On the day of Pentecost, those who believed in Christ were waiting, as per his instructions, in Jerusalem, for what Jesus had described to them as “power from on high.” As they waited together in one place, a “violent rushing wind” came into the space and they received “tongues of fire” and began to proclaim the Christian message of Christ’s love and power in such a way that lots of people thought they were drunk. But, evidence clearly shows what happened that morning changed the very history of the world.

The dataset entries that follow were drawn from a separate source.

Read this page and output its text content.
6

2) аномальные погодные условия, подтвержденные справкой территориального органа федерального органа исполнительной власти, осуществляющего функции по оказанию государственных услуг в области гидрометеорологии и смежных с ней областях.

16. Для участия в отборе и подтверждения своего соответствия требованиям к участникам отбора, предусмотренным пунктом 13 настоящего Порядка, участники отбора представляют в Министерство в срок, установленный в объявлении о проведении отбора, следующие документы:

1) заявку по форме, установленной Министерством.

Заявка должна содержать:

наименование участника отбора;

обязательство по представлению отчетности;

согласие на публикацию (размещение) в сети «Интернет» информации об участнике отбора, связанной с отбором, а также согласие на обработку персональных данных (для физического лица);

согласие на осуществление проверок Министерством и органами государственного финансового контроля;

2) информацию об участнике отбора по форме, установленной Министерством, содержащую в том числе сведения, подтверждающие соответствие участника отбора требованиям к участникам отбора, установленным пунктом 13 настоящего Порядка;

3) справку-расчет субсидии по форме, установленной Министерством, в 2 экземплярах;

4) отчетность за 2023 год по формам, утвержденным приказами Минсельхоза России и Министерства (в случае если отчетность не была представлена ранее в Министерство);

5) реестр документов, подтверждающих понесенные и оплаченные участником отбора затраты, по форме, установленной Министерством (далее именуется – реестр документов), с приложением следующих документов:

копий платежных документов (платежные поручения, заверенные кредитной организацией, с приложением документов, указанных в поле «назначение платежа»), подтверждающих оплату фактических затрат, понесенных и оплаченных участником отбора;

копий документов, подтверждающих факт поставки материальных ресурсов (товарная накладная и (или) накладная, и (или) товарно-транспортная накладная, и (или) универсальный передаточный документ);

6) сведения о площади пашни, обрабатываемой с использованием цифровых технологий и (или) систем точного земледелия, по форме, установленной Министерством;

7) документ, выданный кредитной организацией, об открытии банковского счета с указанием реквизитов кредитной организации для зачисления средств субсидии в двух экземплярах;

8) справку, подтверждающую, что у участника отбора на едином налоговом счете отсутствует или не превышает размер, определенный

For just a moment, I want to extend this metaphor to the life and role of artistry and creation in all our lives. The story of beginning with null and void, then ordering chaos into beauty, traveling on into suffering and loss, finding faith through a death to self, illusion, and falseness, and finally, waiting for and receiving creative energy by which to move dynamically in the world; this is the story of the artist over and over again. It is the process of creation writ large over the history of humanity. Life emerging, chaos (or as Pressfield has it in The War of Art, Resistance) pressing in, the artist struggling to push back, praying (sometimes literally, sometimes not) to find a heart guidance to be able to identify the dross and the gold of the work, dying to the false impressions of what we thought was good and beautiful in order to discover true goodness and beauty; and finally holding our spirits in stillness, hoping and praying that whatever it is that humans have always called inspiration will show up and guide.

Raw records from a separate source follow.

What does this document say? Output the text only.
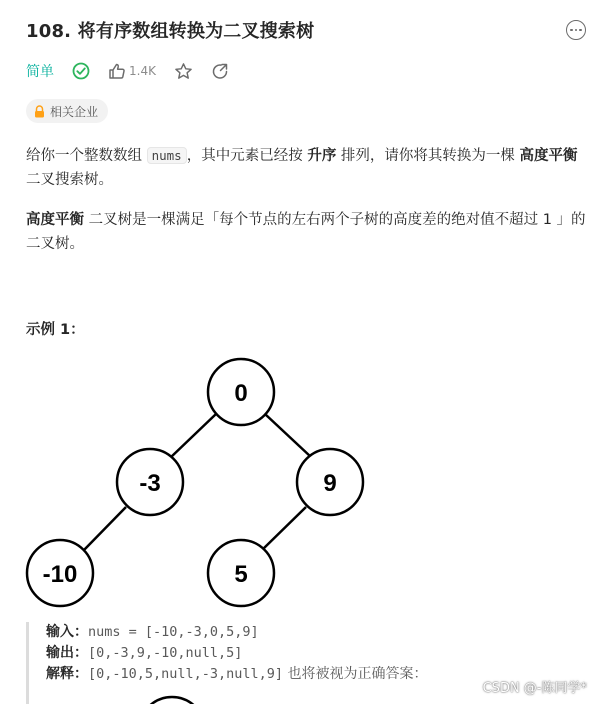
108. 将有序数组转换为二叉搜索树
简单	1.4K
相关企业
给你一个整数数组 nums ，其中元素已经按 升序 排列，请你将其转换为一棵 高度平衡 二叉搜索树。
高度平衡 二叉树是一棵满足「每个节点的左右两个子树的高度差的绝对值不超过 1 」的二叉树。
示例 1：
0
-3	9
-10	5
输入：nums = [-10,-3,0,5,9]
输出：[0,-3,9,-10,null,5]
解释：[0,-10,5,null,-3,null,9] 也将被视为正确答案：
CSDN @-陈同学*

Ultimately, this artistic process is not for artists only…it is the ongoing way of creation and life as it is actually lived.

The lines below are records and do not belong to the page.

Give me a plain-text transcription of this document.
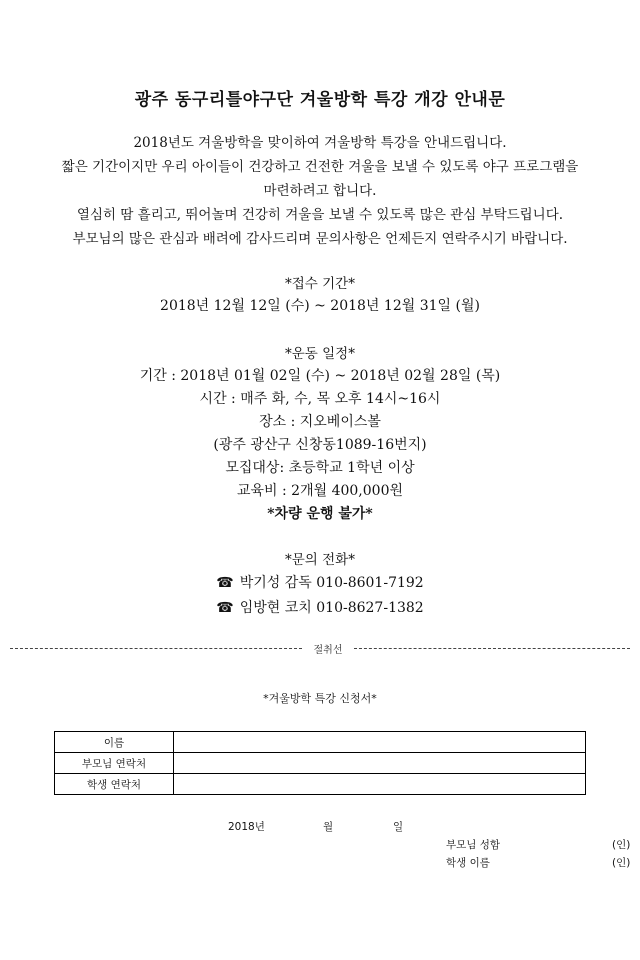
광주 동구리틀야구단 겨울방학 특강 개강 안내문
2018년도 겨울방학을 맞이하여 겨울방학 특강을 안내드립니다.
짧은 기간이지만 우리 아이들이 건강하고 건전한 겨울을 보낼 수 있도록 야구 프로그램을
마련하려고 합니다.
열심히 땀 흘리고, 뛰어놀며 건강히 겨울을 보낼 수 있도록 많은 관심 부탁드립니다.
부모님의 많은 관심과 배려에 감사드리며 문의사항은 언제든지 연락주시기 바랍니다.
*접수 기간*
2018년 12월 12일 (수) ~ 2018년 12월 31일 (월)
*운동 일정*
기간 : 2018년 01월 02일 (수) ~ 2018년 02월 28일 (목)
시간 : 매주 화, 수, 목 오후 14시~16시
장소 : 지오베이스볼
(광주 광산구 신창동1089-16번지)
모집대상: 초등학교 1학년 이상
교육비 : 2개월 400,000원
*차량 운행 불가*
*문의 전화*
☎ 박기성 감독 010-8601-7192
☎ 임방현 코치 010-8627-1382
절취선
*겨울방학 특강 신청서*
이름	
부모님 연락처	
학생 연락처	
2018년	월	일
부모님 성함	(인)
학생 이름	(인)
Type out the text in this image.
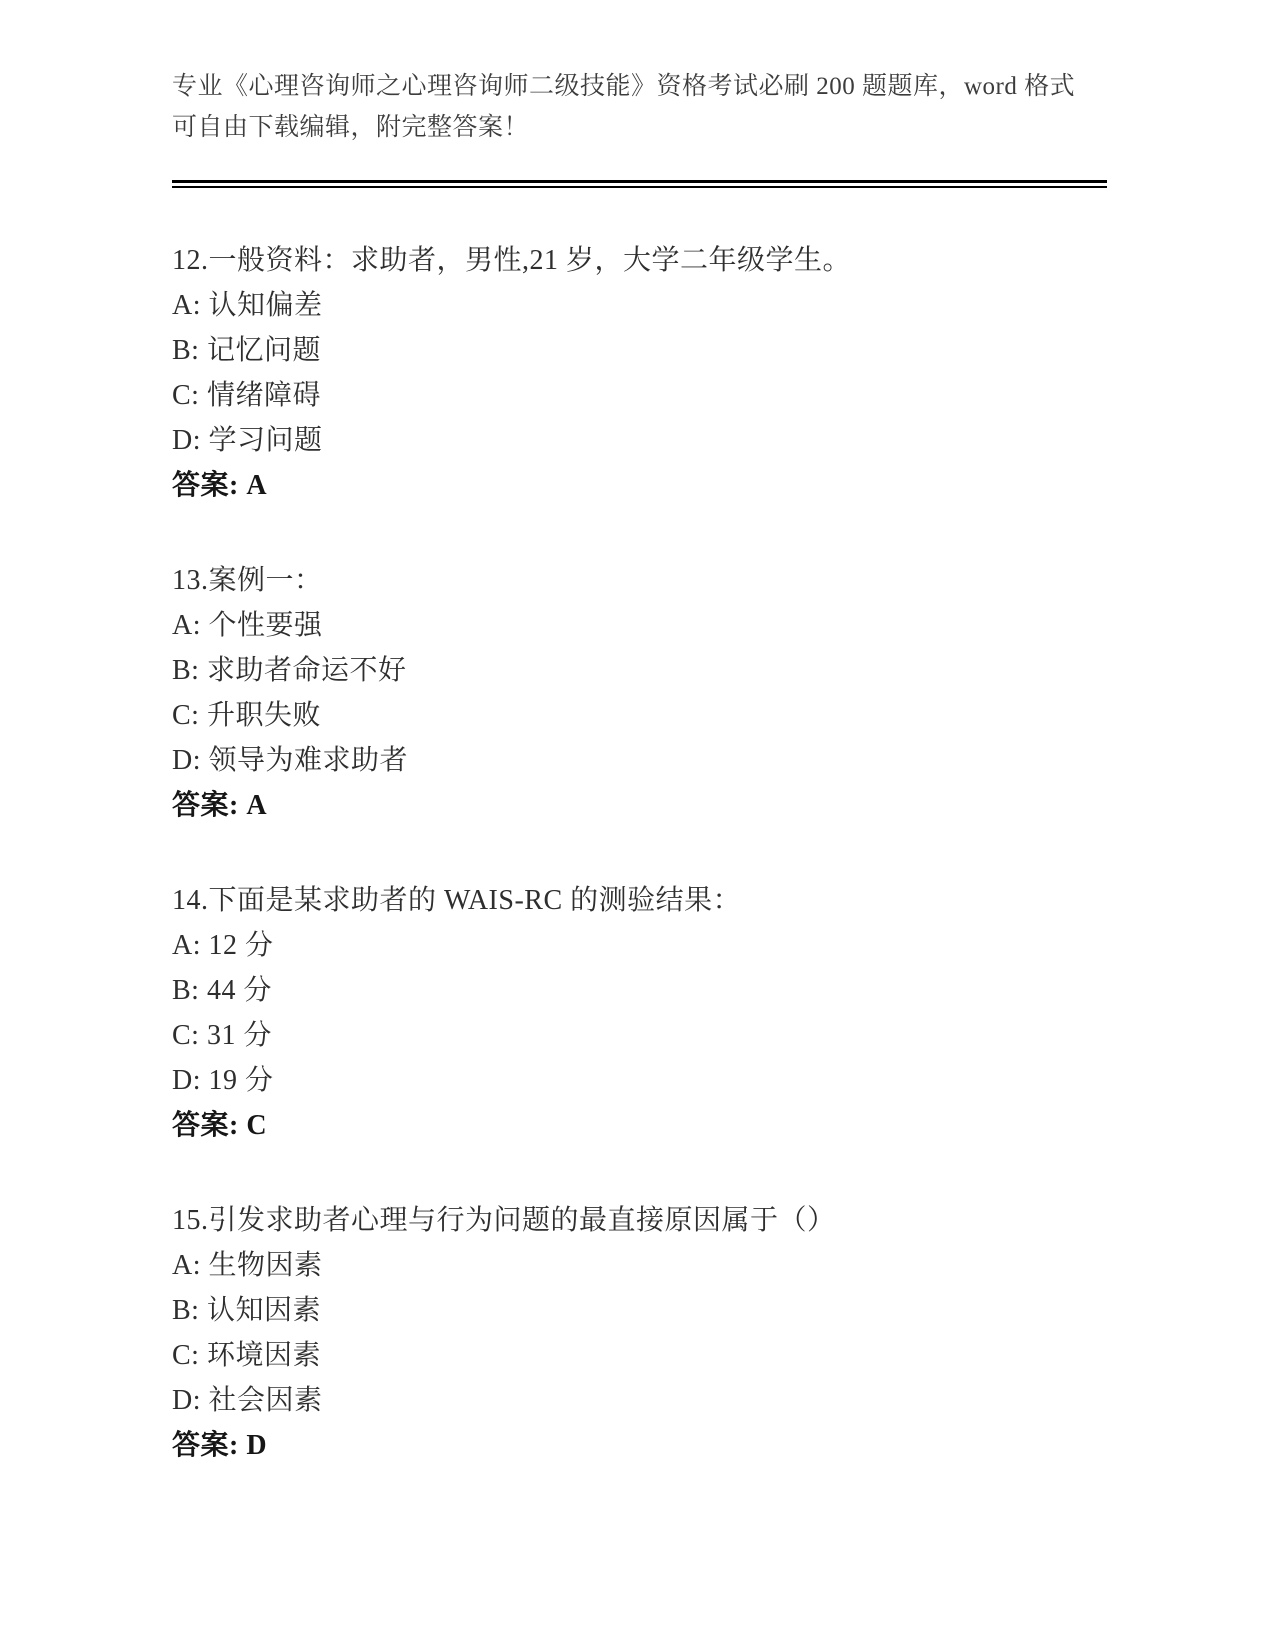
专业《心理咨询师之心理咨询师二级技能》资格考试必刷 200 题题库，word 格式
可自由下载编辑，附完整答案！

12.一般资料：求助者，男性,21 岁，大学二年级学生。

A: 认知偏差

B: 记忆问题

C: 情绪障碍

D: 学习问题

答案: A

13.案例一：

A: 个性要强

B: 求助者命运不好

C: 升职失败

D: 领导为难求助者

答案: A

14.下面是某求助者的 WAIS-RC 的测验结果：

A: 12 分

B: 44 分

C: 31 分

D: 19 分

答案: C

15.引发求助者心理与行为问题的最直接原因属于（）

A: 生物因素

B: 认知因素

C: 环境因素

D: 社会因素

答案: D
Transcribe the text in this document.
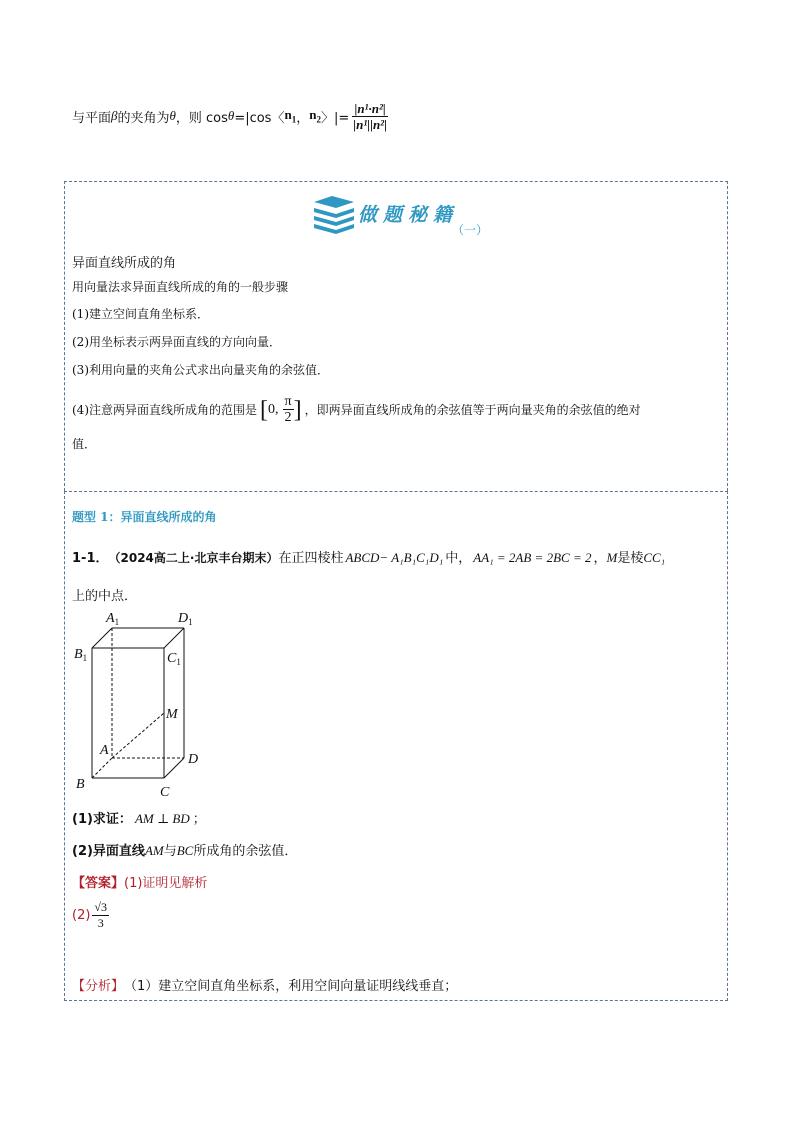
与平面 β 的夹角为 θ ，则 cos θ =|cos〈 $n_1$ ， $n_2$ 〉|= $\frac{\text{|n¹·n²|}}{\text{|n¹||n²|}}$
做题秘籍
（一）
异面直线所成的角
用向量法求异面直线所成的角的一般步骤
(1)建立空间直角坐标系．
(2)用坐标表示两异面直线的方向向量．
(3)利用向量的夹角公式求出向量夹角的余弦值．
(4)注意两异面直线所成角的范围是 [ 0, $\frac{\pi}{2}$ ] ，即两异面直线所成角的余弦值等于两向量夹角的余弦值的绝对
值．
题型 1：异面直线所成的角
1-1． （2024高二上·北京丰台期末） 在正四棱柱 ABCD− A₁B₁C₁D₁ 中， AA₁ = 2AB = 2BC = 2 ， M 是棱 CC₁
上的中点．
$A_1$	$D_1$
$B_1$	$C_1$
M
A
D
B
C
(1)求证： AM ⊥ BD ；
(2)异面直线 AM 与 BC 所成角的余弦值．
【答案】 (1)证明见解析
$(2) \frac{√3}{3}$
【分析】 （1）建立空间直角坐标系，利用空间向量证明线线垂直；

The message of my reading and thought-life these days seems all of one piece: the waiting is over. There is a time to wait, and there is a time to move, to respond to the rushing wind that announces the arrival of the Spirit. “When will the Spirit arrive?” is a false canard of a question. Is there ever a day in which the Spirit is not arriving? Is there ever a day when the hand of God is not willing to pour strength into muscles that are actually in motion?
We go in faith. We make in faith. We trust that the Spirit has arrived, is present, is speaking, is leading, and is gracious. Eric Maisel’s Coaching the Artist Within tells me this morning that artistic work must be done “in the middle of everything”, come war, divorce, death, hell, or high water. Stephen Pressfield’s The War of Art tells us we have to make war with Resistance, which is out not just to stop our creative output, but to destroy us. The book Deep Writing says we have to “hush” the demonic voices inside that tell us we are worthless, shameful, and without any worthy words to say.
What artists can take away from the story of “The Day of Pentecost” is that we are not alone as we climb into our battle chairs to do the work. The Power to go to the end of the human process has arrived, and in the work (as in life), heaven and earth are colluding to make the Good, the True, and the Beautiful. Into the world the Spirit of God comes pouring, breathing life into our bodies and spirits as He did in the beginning, and there is work to be done. There is a language to speak that only He knows, and if the work that is in us is to find incarnation into the world, then mind and muscle and material must come together, and bind themselves together day by day by day.
In gratitude and grace, the waiting over, do your work…
I don’t know how I missed this, but Yes!!!! Praise God.